Herakovich, Heather, Nicholas A. Barber, and Holly P. Jones. "Assessing the Impacts of Prescribed Fire and Bison Disturbance on Birds Using Bioacoustic Recorders." The American Midland Naturalist 186, no. 2 (2021): 245-262.


Friday
Nov032017

"Landscape context drives breeding habitat selection by an enigmatic grassland songbird"

TPOS notes:

This study of habitat use by the rare Henslow's sparrow in eastern Kansas sampled grassland sites in the fragmented agricultural landscape ("Western Corn Belt Plains" ecoregion) as well as the extensive remnant grasslands of the Flint Hills. The species avoided woody vegetation and cropland, preferring landscapes with a higher proportion of grassland; for example, individuals were more likely to be detected in smalll patches of CRP embedded in rangeland than small patches of CRP surrounded by agricultural land. However, even in the Flint Hills the sparrows occupied less than 4% of the grassland area preferring CRP to intensively managed rangeland (typically grazed or burned then grazed). By using multiple sampling periods, researchers found that the sparrows were highly mobile within any given year, and in some cases occupied sites after mid-June that had been burned earlier in the year, though none were detected at completely burned sites during early season sampling.

First online 10/5/17 in Landscape Ecology.

Authors
Mark R. Herse, Michael E. Estey, Pamela J. Moore, Brett K. Sandercock, W. Alice Boyle

 

Abstract

 

Purpose
Wildlife conservation requires understanding how landscape context influences habitat selection at spatial scales broader than the territory or habitat patch.

 

Objectives
We assessed how landscape composition, fragmentation, and disturbance affected occurrence and within-season site-fidelity of a declining grassland songbird species (Henslow’s Sparrow, Ammodramus henslowii).

 

Methods
Our study area encompassed eastern Kansas (USA) and North America’s largest remaining tracts of tallgrass prairie. We conducted 10,292 breeding-season point-count surveys over 2 years, and related occurrence and within-season site-occupancy dynamics of sparrows to landscape attributes within 400-, 800-, and 1600-m radii.

 

Results
Sparrows inhabited < 1% of sites, appearing and disappearing locally within and between breeding seasons.

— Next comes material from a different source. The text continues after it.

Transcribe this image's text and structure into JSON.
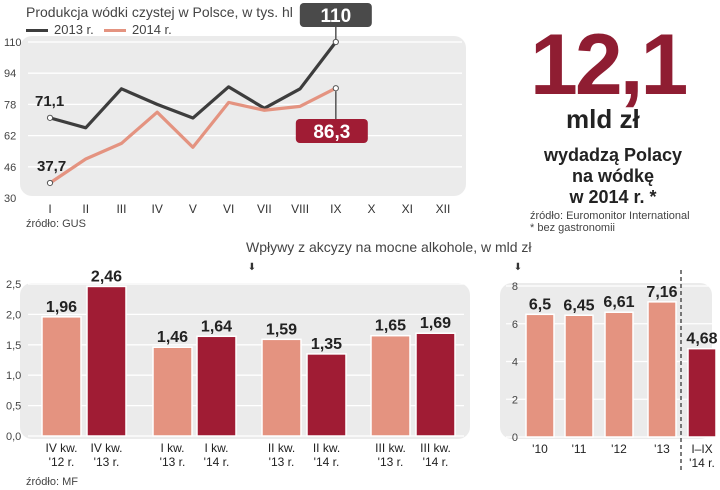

Early in spring, sparrows responded to landscape attributes most strongly within 400-m radii, settling in areas containing > 50% unburned prairie. Later in summer, sparrows responded to landscape attributes most strongly within 800-m radii, settling in areas containing > 50% unfragmented prairie, including sites burned earlier the same year. Sparrows avoided landscapes containing woody vegetation, disappeared from hayfields after mowing, and were most likely to inhabit landscapes containing Conservation Reserve Program (CRP) fields embedded within rangeland.

 

Conclusions
Landscape context influenced habitat selection at spatial scales broader than both the territory and habitat patch. Protecting contiguous prairies from agricultural conversion and woody encroachment, promoting CRP enrollment, and maintaining portions of undisturbed prairie in working rangelands each year are critical to reversing the conservation crisis in North America’s remaining grasslands. As landscape change alters natural areas worldwide, effective conservation requires suitable conditions for threatened species at multiple spatial scales.